VanDerwerkens sold three calves through the CNY CCE Beef Producer’s 2016 Fall Sale and plan to sell more steer calves in the upcoming April 14, 2017 Spring Sale.
“We’ve already given two shots of triangle 10 and de-wormer to this group. I’m sure prior to the calves being aggregated, there will be another vaccination protocol involving Cattle Master and Ultra Gold.”
“Our congratulations go out to the VanDerwerkens of Central Bridge,” commented Bill Gibson, CCE Educator and CNY CCE Beef Producer Sale coordinator. “They are one of the beef producers that stayed the course and made the sale successful.”
Statistics from the sale show 25 steers and heifers sold at a pro-rated average bid of $1.39 per pound, which was 27 cents higher than the Finger Lakes Livestock, which took place the following day.
“I am looking forward to the spring sale,” said John VanDerwerken. “I enjoyed working with Mr. Gibson and Dr. Baker.”
The CCE CNY Beef Producers Spring Sale, scheduled for April 14, 2017, will include both 2016 Fall calves and 2016 Spring calves carried through the winter. Presently there are over 80 young stock lined up.

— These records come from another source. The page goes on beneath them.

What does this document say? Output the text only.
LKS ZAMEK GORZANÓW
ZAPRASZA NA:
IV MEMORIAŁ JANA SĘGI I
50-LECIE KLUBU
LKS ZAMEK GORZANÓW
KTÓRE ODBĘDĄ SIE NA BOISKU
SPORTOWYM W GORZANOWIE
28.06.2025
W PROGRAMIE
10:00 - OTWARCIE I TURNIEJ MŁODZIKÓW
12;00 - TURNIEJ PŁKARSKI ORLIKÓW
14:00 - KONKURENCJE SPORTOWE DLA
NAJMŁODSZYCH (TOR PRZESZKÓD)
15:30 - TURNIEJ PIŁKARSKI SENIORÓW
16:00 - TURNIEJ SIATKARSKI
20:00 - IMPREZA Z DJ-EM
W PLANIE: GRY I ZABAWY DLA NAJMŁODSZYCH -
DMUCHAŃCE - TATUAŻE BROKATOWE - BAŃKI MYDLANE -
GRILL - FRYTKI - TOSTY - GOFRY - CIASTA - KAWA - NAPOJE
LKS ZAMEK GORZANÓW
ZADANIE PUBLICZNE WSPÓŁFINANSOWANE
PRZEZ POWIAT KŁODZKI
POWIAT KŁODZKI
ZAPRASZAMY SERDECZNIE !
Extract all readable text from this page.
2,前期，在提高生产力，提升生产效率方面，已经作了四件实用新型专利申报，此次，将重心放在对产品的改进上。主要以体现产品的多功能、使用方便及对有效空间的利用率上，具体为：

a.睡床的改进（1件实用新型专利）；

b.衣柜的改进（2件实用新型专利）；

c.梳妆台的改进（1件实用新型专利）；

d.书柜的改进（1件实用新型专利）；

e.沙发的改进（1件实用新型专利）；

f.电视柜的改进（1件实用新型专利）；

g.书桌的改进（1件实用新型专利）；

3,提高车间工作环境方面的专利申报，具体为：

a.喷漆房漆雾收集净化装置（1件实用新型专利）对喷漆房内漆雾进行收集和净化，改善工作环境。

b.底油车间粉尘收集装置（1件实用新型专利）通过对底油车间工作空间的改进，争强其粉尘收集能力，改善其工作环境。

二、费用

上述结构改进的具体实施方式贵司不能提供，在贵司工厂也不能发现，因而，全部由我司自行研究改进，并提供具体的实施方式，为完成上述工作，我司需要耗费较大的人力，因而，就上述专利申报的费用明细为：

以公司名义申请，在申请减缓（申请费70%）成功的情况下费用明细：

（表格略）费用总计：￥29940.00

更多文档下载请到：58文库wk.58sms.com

“We have had a good uptick of support,” commented Gibson. “We visited 11 farms last week to sort calves being offered for our Spring Sale, which in total represent a pot load, but due to variations in size breed and gender we could use a few more participants to build up a couple groups. We have 25 more calves to look at, which should help. Presently we have 36 black six-weight steers and smaller groups of five and seven-weight, black steers and a couple groups of red animals. So, some more involvement is still welcome. Our latest first vaccination date is March 8, 2017 to get double vaccinations in this spring.”
Anyone interested in the CNY CCE Spring Sale can contact Gibson firstname.lastname@example.org or 518-588-6032.
“I guess to sum it up; I want to take over the farm,” John remarked. “Since I was young, back in elementary school it has been what I wanted to do. I am the fourth generation and my family legacy means a lot to me. Looking forward to the future, I hope one day to have a big enough herd size and maybe diversifying into other livestock and picking up more hay land to make and keep the farm viable and competitive.”